Автобус подъезжает к школе и плавно останавливается. Я хватаю рюкзак, не спеша поднимаюсь на ноги и сливаюсь с толпой детей, которые буквально выталкивают друг друга на свежий воздух. Масса ребят плотным потоком покидает душный транспорт, и я вместе с ними оказываюсь на свободе. Я вдыхаю полной грудью и шумно выдыхаю – взгляд скользит по ближайшему пространству, и только в этот момент я понимаю, что скучала по цивилизации. Природа – это, конечно, хорошо, но всё-таки в городе я чувствую себя куда комфортнее.

Я перекидываю рюкзак через плечо и бросаю взгляд на заднюю дверь автобуса. Стив не спешит выходить, словно ждёт, пока я уйду отсюда. Чья-то машина сигналит – я оборачиваюсь и вижу маму на своём красном кадиллаке. Не ожидала её здесь увидеть, вообще не думала, что меня будут встречать.

Прежде чем направиться к машине, я в последний раз бросаю взгляд в сторону автобуса и вижу, как Браун медленно выбирается на улицу вслед за Трейси. На нём очки и на лицо падает тень от кепки. Я в тайне надеюсь, что парень подойдёт ко мне и хотя бы попрощается, ведь мы даже номерами не обменялись, но Стив останавливается за кучкой ребят и, кажется, даже не смотрит в мою сторону.

Неприятный укол вонзается в мою грудь – я отворачиваюсь и поспешно иду к авто. Хватаюсь за ручку, бросаю рюкзак на заднее сидение, забираюсь в салон, захлопываю дверь и пристёгиваюсь. Вот и всё.

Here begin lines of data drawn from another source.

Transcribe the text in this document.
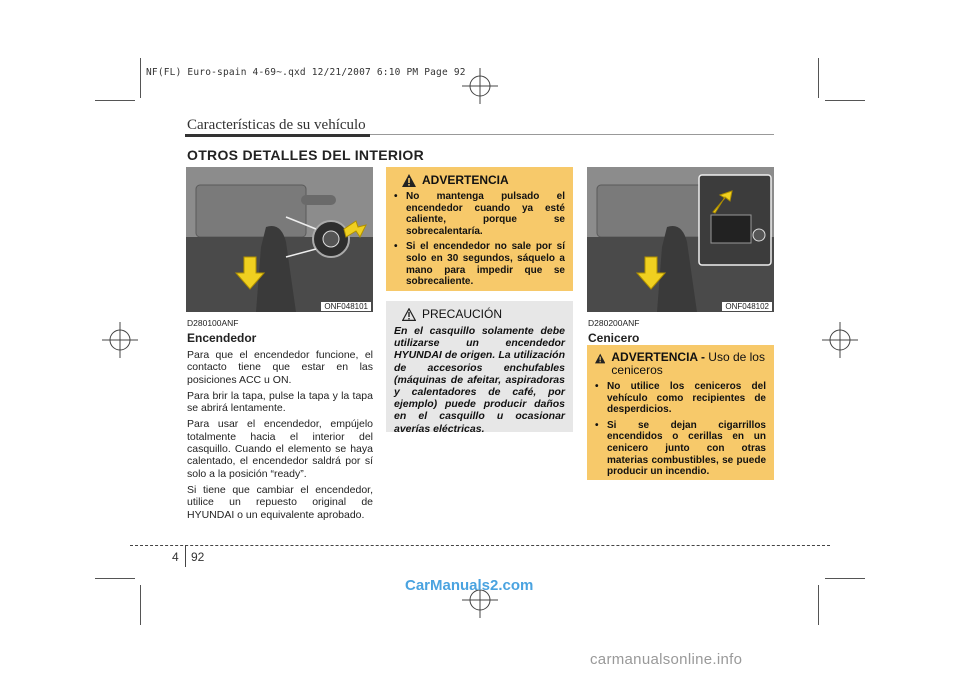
NF(FL) Euro-spain 4-69~.qxd 12/21/2007 6:10 PM Page 92
Características de su vehículo
OTROS DETALLES DEL INTERIOR
ONF048101
D280100ANF
Encendedor

Para que el encendedor funcione, el contacto tiene que estar en las posiciones ACC u ON.

Para brir la tapa, pulse la tapa y la tapa se abrirá lentamente.

Para usar el encendedor, empújelo totalmente hacia el interior del casquillo. Cuando el elemento se haya calentado, el encendedor saldrá por sí solo a la posición “ready”.

Si tiene que cambiar el encendedor, utilice un repuesto original de HYUNDAI o un equivalente aprobado.

ADVERTENCIA
• No mantenga pulsado el encendedor cuando ya esté caliente, porque se sobrecalentaría.
• Si el encendedor no sale por sí solo en 30 segundos, sáquelo a mano para impedir que se sobrecaliente.
PRECAUCIÓN
En el casquillo solamente debe utilizarse un encendedor HYUNDAI de origen. La utilización de accesorios enchufables (máquinas de afeitar, aspiradoras y calentadores de café, por ejemplo) puede producir daños en el casquillo u ocasionar averías eléctricas.
ONF048102
D280200ANF
Cenicero
ADVERTENCIA - Uso de los ceniceros
• No utilice los ceniceros del vehículo como recipientes de desperdicios.
• Si se dejan cigarrillos encendidos o cerillas en un cenicero junto con otras materias combustibles, se puede producir un incendio.
4 92
CarManuals2.com
carmanualsonline.info
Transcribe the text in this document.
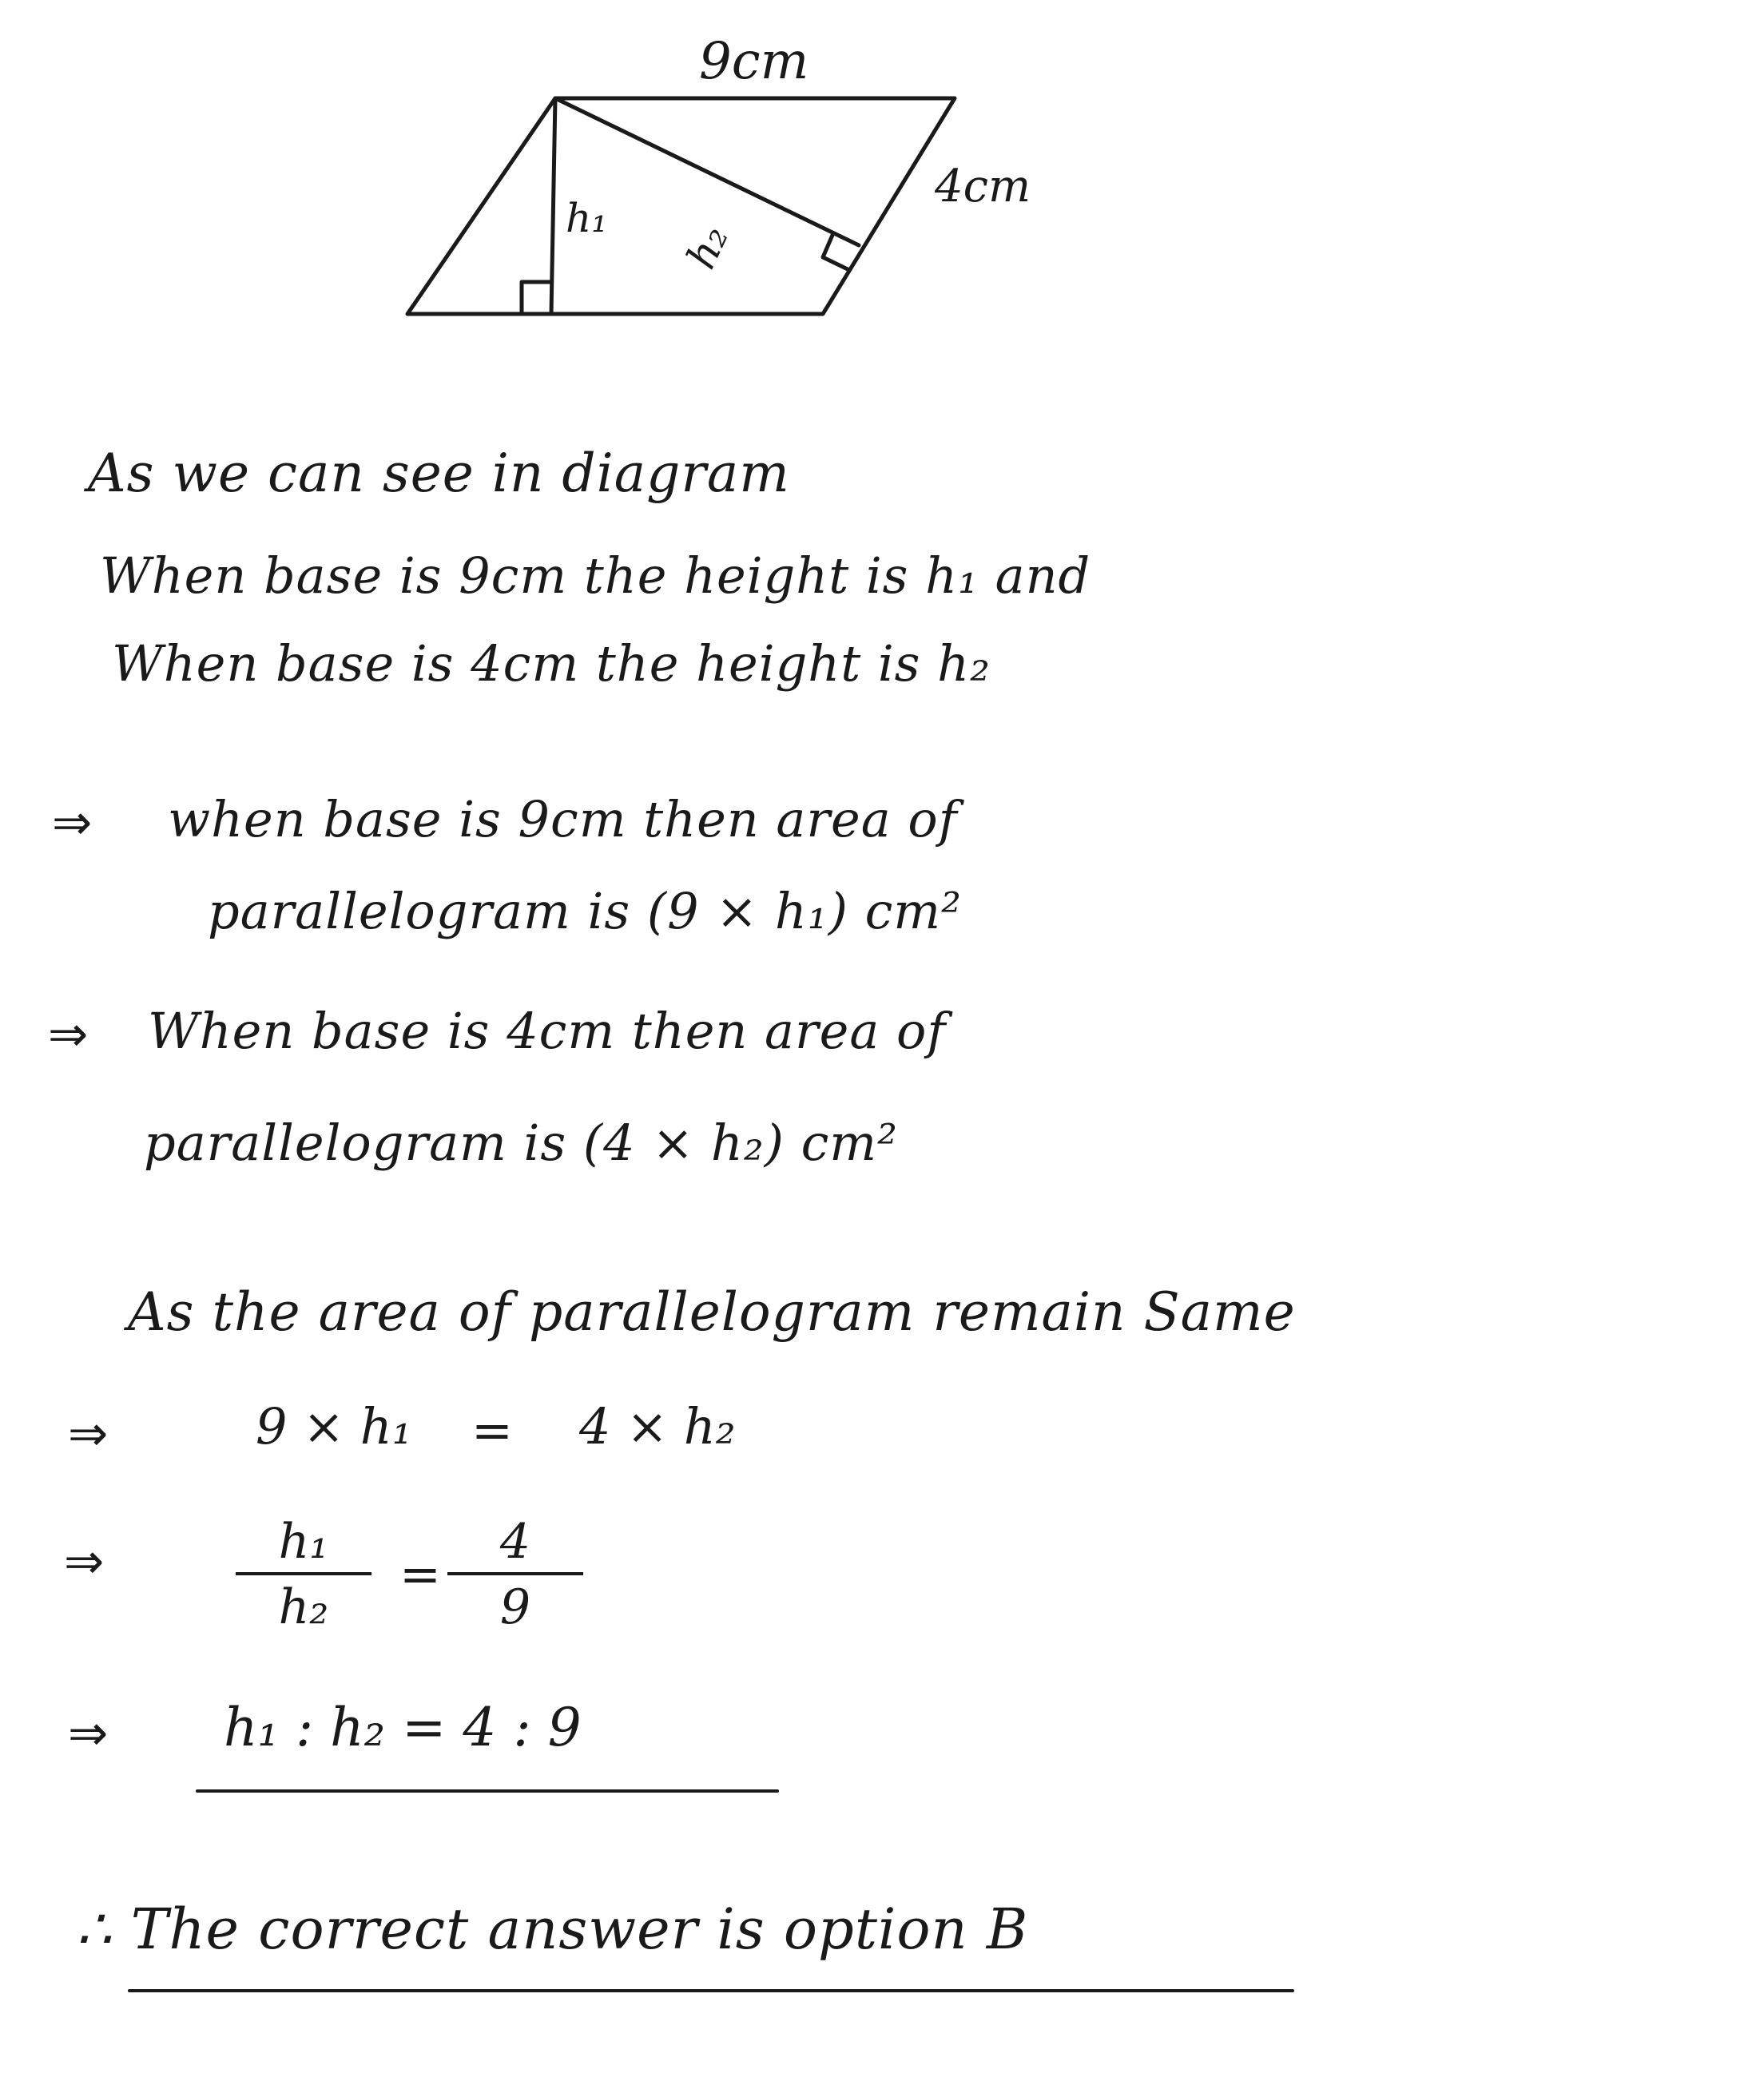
9cm
4cm
h₁
h₂
As we can see in diagram
When base is 9cm the height is h₁ and
When base is 4cm the height is h₂
⇒ when base is 9cm then area of
parallelogram is (9 × h₁) cm²
⇒ When base is 4cm then area of
parallelogram is (4 × h₂) cm²
As the area of parallelogram remain Same
⇒	9 × h₁ = 4 × h₂
⇒	h₁
h₂
=
4
9
⇒ h₁ : h₂ = 4 : 9
∴ The correct answer is option B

– Привет, – мама нарушает молчание.

Она красит губы помадой, заинтересованно смотря в опущенное зеркало.

– Привет, – только сейчас понимаю, что за всеми мыслями о Стиве Брауне я забываю даже поздороваться с матерью, которую не видела больше двух недель.

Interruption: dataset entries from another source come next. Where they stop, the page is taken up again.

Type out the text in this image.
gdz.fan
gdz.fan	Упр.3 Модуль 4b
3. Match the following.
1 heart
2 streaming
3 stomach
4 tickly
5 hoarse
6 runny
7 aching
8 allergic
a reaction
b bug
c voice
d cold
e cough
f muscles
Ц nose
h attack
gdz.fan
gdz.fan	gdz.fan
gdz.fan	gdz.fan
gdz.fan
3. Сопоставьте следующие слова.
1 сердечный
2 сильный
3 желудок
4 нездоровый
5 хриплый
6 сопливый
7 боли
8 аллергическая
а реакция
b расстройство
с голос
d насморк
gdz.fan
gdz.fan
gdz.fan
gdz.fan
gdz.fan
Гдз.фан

Я смотрю на неё. Она совершенно не изменилась: всё такая же идеальная и красивая. С симпатичной причёской, аккуратным маникюром и в летнем бежевом платье.

– Как отдохнула? – мама медленно закрывает помаду, кладёт её в сумочку, так же лениво поднимает зеркало, чтобы оно не мешалось, а потом резко выворачивает руль и давит на газ, словно за нами гонится маньяк.

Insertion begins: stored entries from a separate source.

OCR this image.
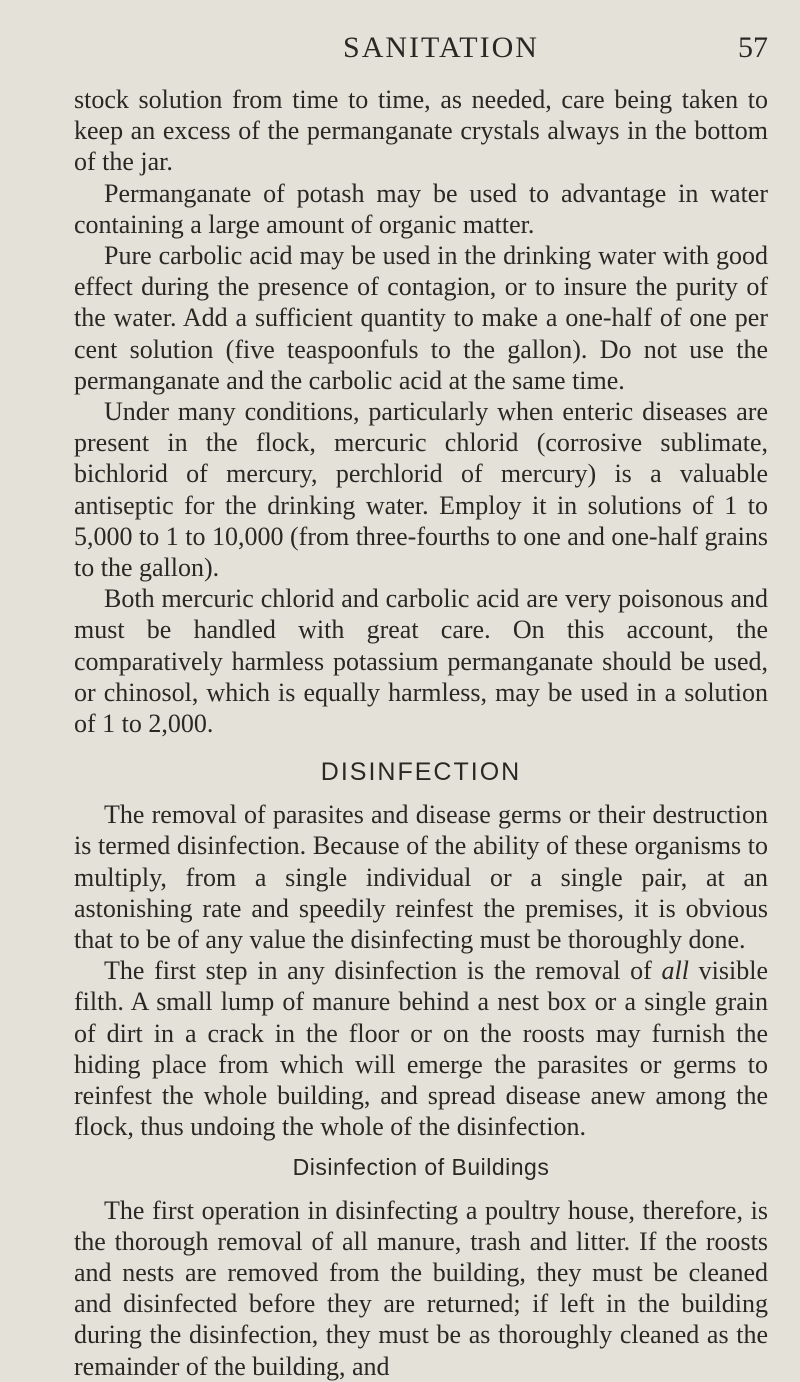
SANITATION	57

stock solution from time to time, as needed, care being taken to keep an excess of the permanganate crystals always in the bottom of the jar.

Permanganate of potash may be used to advantage in water containing a large amount of organic matter.

Pure carbolic acid may be used in the drinking water with good effect during the presence of contagion, or to insure the purity of the water. Add a sufficient quantity to make a one-half of one per cent solution (five teaspoonfuls to the gallon). Do not use the permanganate and the carbolic acid at the same time.

Under many conditions, particularly when enteric diseases are present in the flock, mercuric chlorid (corrosive sublimate, bichlorid of mercury, perchlorid of mercury) is a valuable antiseptic for the drinking water. Employ it in solutions of 1 to 5,000 to 1 to 10,000 (from three-fourths to one and one-half grains to the gallon).

Both mercuric chlorid and carbolic acid are very poisonous and must be handled with great care. On this account, the comparatively harmless potassium permanganate should be used, or chinosol, which is equally harmless, may be used in a solution of 1 to 2,000.

DISINFECTION

The removal of parasites and disease germs or their destruction is termed disinfection. Because of the ability of these organisms to multiply, from a single individual or a single pair, at an astonishing rate and speedily reinfest the premises, it is obvious that to be of any value the disinfecting must be thoroughly done.

The first step in any disinfection is the removal of all visible filth. A small lump of manure behind a nest box or a single grain of dirt in a crack in the floor or on the roosts may furnish the hiding place from which will emerge the parasites or germs to reinfest the whole building, and spread disease anew among the flock, thus undoing the whole of the disinfection.

Disinfection of Buildings

The first operation in disinfecting a poultry house, therefore, is the thorough removal of all manure, trash and litter. If the roosts and nests are removed from the building, they must be cleaned and disinfected before they are returned; if left in the building during the disinfection, they must be as thoroughly cleaned as the remainder of the building, and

– Неплохо, – бормочу я, хватаясь за ручку, чтобы не удариться любом о стекло. – В поход ходили. И всё такое.

Мы мчимся по дороге в сторону дома, и я думаю о том, что мама, наверное, когда-то давно пересмотрела фильмы «Форсаж» с Вином Дизелем. Актёр, конечно, красавчик, но в реальности такие поездки когда-нибудь доведут меня до нервного срыва.

– Звучит здорово, – бросает мама, сворачивая на повороте.

– Ага.

Не особо хочется разговаривать, особенно с мамой. Сейчас я хочу съесть что-нибудь вкусненькое, принять горячую ванну и позвонить Нине. Узнать, как у неё дела.

– У меня для тебя есть сюрприз, – говорит мама, когда мы почти подъезжаем к дому.

Я подозрительно кошусь в её сторону. Чтобы мама мне сделала сюрприз? Я даже боюсь представить, что это такое. Наверное, какая-нибудь безделушка.

Наш дом я вижу издалека – соседский американский флаг привычно развевается на ветру, ровный газон идеальной полосой проходится по их двору к нашему, и лишь несколько кустов с розами и небольшой белый заборчик отделяют наши дома. Всё-таки приятно вернуться в родные стены, и даже напряжённая атмосфера между мной и матерью сейчас уходит на задний план. Я улыбаюсь. Впервые за последние часы.

Когда мы подъезжаем ближе, я замечаю чью-то фигуру, сидящую у нас на крыльце. Это мужчина в армейских штанах, в зелёной майке и в чёрных берцах на шнурках. На его груди в отблесках солнечных лучей отсвечивают и ослепляют военные жетоны. Я прищуриваюсь и наклоняюсь, что увидеть лицо человека, но мне это и не нужно. Я знаю, кто это.

– Господи… – бормочу я.

Сердце пропускает удар, и я расплываюсь в улыбке. Машина сворачивает к гаражу и останавливается – я поспешно выбираюсь на улицу.

– Папа! – кричу я.

Он смотрит в мою сторону, и его губы расплываются в улыбе. Я огибаю кадиллак и несусь к нему, словно бы от этого зависит моя жизнь. Отец поднимается на ноги спрыгивает с крыльца как раз в тот момент, когда я бросаюсь ему на шею. Слёзы радости застилают глаза, но я не перестаю улыбаться.

– Привет, крольчонок, – весело тянет он, поднимая меня в воздух, а затем опуская обратно на землю.

– Я думала, что ты через несколько дней приедешь! – я отстраняюсь, смахивая со щёк слезинки. – Я так рада тебя видеть. Когда ты вернулся?